LIBERI DI NON PARLARE DI CINEMA
Tanto rumore per nulla, ripetono i quotidianisti. Tante parole per nulla, gli rispondiamo.
I buoni film in programmazione (giusto Il Manifesto ha speso qualche parola su Photographic Memory di Ross McElwee, il più interessante della giornata) passano in secondo piano non solo di fronte ai film in concorso (Polanski, Garrel) ma anche, e soprattutto, al cospetto del nudo della Bellucci in Un été brulant.
Le cheerleader fanno a gara per pubblicare la notizia della sòla (“La farsa del nudo della castigata Bellucci”, Il Giornale) ma poi spendono migliaia di battute a favore di una inutile quanto risaputa filmografia discinta dell’attrice.
Valerio Cappelli (Corriere della Sera) parla di “una posa artistica e pudica alla Canova” e non tarda a sottolineare che “l’attrice in passato ha esibito in maniera naturale e generosa il proprio corpo”, ma si limita a citare Irreversible, L’ultimo capodanno e Malèna. Più scrupolosa Alessandra Menzani di Libero che al grido di “La Bellucci nuda, dov’è la novità?” si prende ben mezza pagina per passare al vaglio l’intera carriera della modella/attrice per elencare con dovizia di dettagli “almeno dieci film, italiani e non, in cui mostra al suo pubblico il suo lato migliore, che come tutti sanno non è la recitazione”. Tirando gratuitamente in ballo la fellatio (“vera”) di Chloe Sevigny a favore di Vincent Gallo in The Brown Bunny, la cheerleader non nasconde l’invidia nei confronti della Bellucci (che il livore nasca tutto da qui?) “che si spupazza il figlio del regista, Louis, di vent’anni più giovane, nella vita fidanzato con la sorella di Carla Bruni” (che ha un nome: Valeria). Da La riffa a Shoot ‘em Up, passando per L’appartamento, Under Suspicion e, ovviamente, Malèna, i film vengono scrutinati al microscopio con ironia volgare (specie nel suo non essere divertente): sarà anche vero che “ormai il pubblico dovrebbe averci fatto il callo ai suoi exploit” ma è ancora più vero che i calli peggiori, nel loro essere ormai indolori, sono quelli provocati dall’ingombrante presenza di articoli come questi sulle pagine di un quotidiano (benché Libero) e non sui giornaletti scandalistici.
[Ma sul medesimo quotidiano sarebbe da leggere per intero anche l’assurdo “Polanski santificato.
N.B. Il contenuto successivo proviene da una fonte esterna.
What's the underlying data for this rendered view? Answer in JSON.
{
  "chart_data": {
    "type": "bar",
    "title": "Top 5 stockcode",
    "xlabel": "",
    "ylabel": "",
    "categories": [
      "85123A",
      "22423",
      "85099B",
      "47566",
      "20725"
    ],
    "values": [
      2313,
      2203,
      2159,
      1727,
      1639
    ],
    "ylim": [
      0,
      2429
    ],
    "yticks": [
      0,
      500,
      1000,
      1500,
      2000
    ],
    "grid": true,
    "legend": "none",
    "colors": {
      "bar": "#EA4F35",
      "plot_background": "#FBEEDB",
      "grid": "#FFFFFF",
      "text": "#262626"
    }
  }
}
Ipocrisia a Venezia”, in cui Francesco Borgonovo, ossessionato dalle vicissitudini legali del regista, riconosce che “il film è bello, cattivo quanto basta” ma poi parte in un’interminabile filippica che, oltre al diretto interessato, chiama in causa i colleghi giornalisti, “tutti bravi borghesi seduti lì a crogliolarsi nell’ipocrisia”. Perché c’è ancora chi contro la santificazione propone la crocefissione. Dimenticando che in fondo sono un po’ la stessa cosa].
Ferzetti (Il Messaggero) è l’unico a prendere spunto dalla notizia obbligata (“pittoresca opulenza” della Bellucci) per difendere il regista, Philippe Garrel, e parlare del film. La difesa, però, è del tipo malinconico e testardo di chi si appiglia – ancora – alla politica degli autori nella sua forma più vetusta: “anche se non è certo il suo miglior film, questa storia d’amore e di amicizia contiene qualche bel momento e una fedeltà tanto ostinata al proprio mondo da essere toccante”. Condivisibile il giudizio finale: “estremo atto d’amore […] e omaggio al coraggio dei padri, reso da una generazione che sognava la rivoluzione ma non ha mai fatto una guerra”.
Si contano sulle dita di una mano quelli che si sforzano di dire qualcosa sui film senza prendere parte alla coreografia degli scodinzolanti critici pon-pon.
Chiunque altro si senta Libero di non parlare di cinema.